Jak mówią specjaliści, najbardziej opłaca się produkować talk show i teleturnieje (była firma Dworaka produkuje „Grę z cieniem”). Ich częstotliwość obniża koszty produkcji (za jednym razem nagrywa się kilka odcinków). Żyłą złota są też seriale. Tym bardziej że za całoroczną realizację popularnego serialu TVP płaci od 10 do nawet 20 mln zł. Przy serialach liczą się też powtórki, bo za nie dostaje się tantiemy. Np. „Na dobre i na złe” w 2004 r. miało 42 premiery i aż 276 powtórek. Producent jest co prawda wyłączony z grupy osób pobierających tantiemy, ale bardzo często bywa zarazem współproducentem scenariusza, a nawet reżyserem. I wówczas tantiemy za powtórki kasuje. Ale do takiego kąska dostać mogą się tylko nieliczni. Niedawno ogłoszono konkurs na nowy serial. Zanim sformułowano konkretne warunki zamówienia, na Woronicza szeptało się już, że i tak wiadomo, kto konkurs wygra.
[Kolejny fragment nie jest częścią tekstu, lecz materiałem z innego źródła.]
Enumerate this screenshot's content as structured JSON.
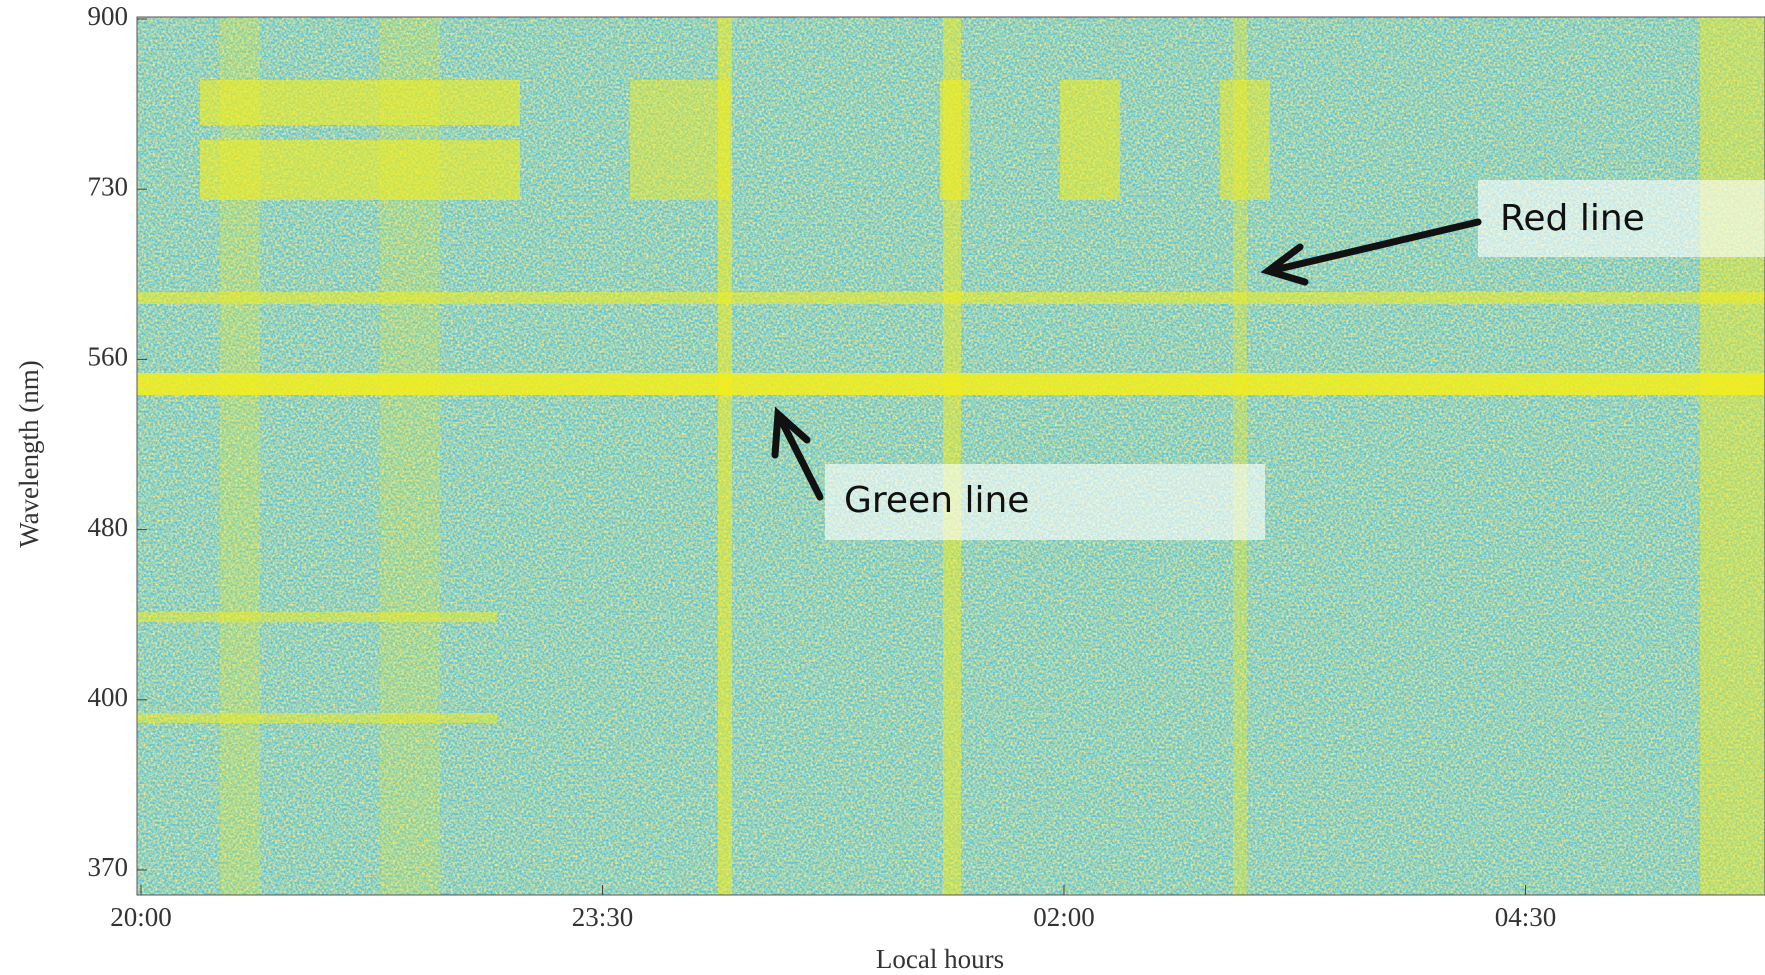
{
  "chart_data": {
    "type": "heatmap",
    "y_label": "Wavelength (nm)",
    "x_label": "Local hours",
    "y_categories": [
      900,
      730,
      560,
      480,
      400,
      370
    ],
    "x_categories": [
      "20:00",
      "23:30",
      "02:00",
      "04:30"
    ],
    "annotations": [
      "Red line",
      "Green line"
    ]
  }
}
Oferty od producentów zewnętrznych wpływają do TVP niemal codziennie. Według naszej informacji na początku roku w bazie znajdowało się ponad 2 tys. propozycji. Na ponad 1,4 tys. propozycji nie udzielono jeszcze odpowiedzi. Zdaniem pracowników TVP wszystko zależy od odpowiedniego „pchnięcia” sprawy. Np. „Warto rozmawiać” znalazło się na antenie Dwójki, ponieważ uznano, że program „może zainteresować widza”. Jak mówią nasi rozmówcy, kto co dostaje, zależy głównie od znajomości. Dopiero na końcu brana jest pod uwagę umiejętność realizowania programów.
Aż dziw bierze, że mimo iż w grę wchodzą takie pieniądze, odwleka się zapowiadana kontrola obejmująca współpracę TVP z producentami niezależnymi. Tadeusz Kowalski, przewodniczący Rady Nadzorczej TVP, mówi: – Najpierw zróbmy procedury współpracy z producentami, a potem dopiero zajmijmy się audytem.
A ponieważ procedur nie ma (i nie wiadomo, kiedy będą), koło się zamyka. Kowalskiego to nie martwi.
Kiedy Agencja Filmowa (obok Agencji Produkcji Audycji Telewizyjnych główny producent wewnętrzny programów telewizji publicznej) zainteresowała się bliżej produkcją zewnętrzną, Dworak osobiście postanowił wystąpić w obronie producentów, jakoby nękanych przez AF. W piśmie do dyrektora AF, Andrzeja Serdiukowa, napisał, że napływają do niego sygnały ze środowiska producentów, którzy skarżą się na intensywne kontrole, rzekomo przeszkadzające w pracy, podwyższające koszty produkcji i powodujące konflikty. Pismo, adresowane do dyrektora agencji, Andrzeja Serdiukowa, było też skierowane do wiadomości Macieja Strzembosza!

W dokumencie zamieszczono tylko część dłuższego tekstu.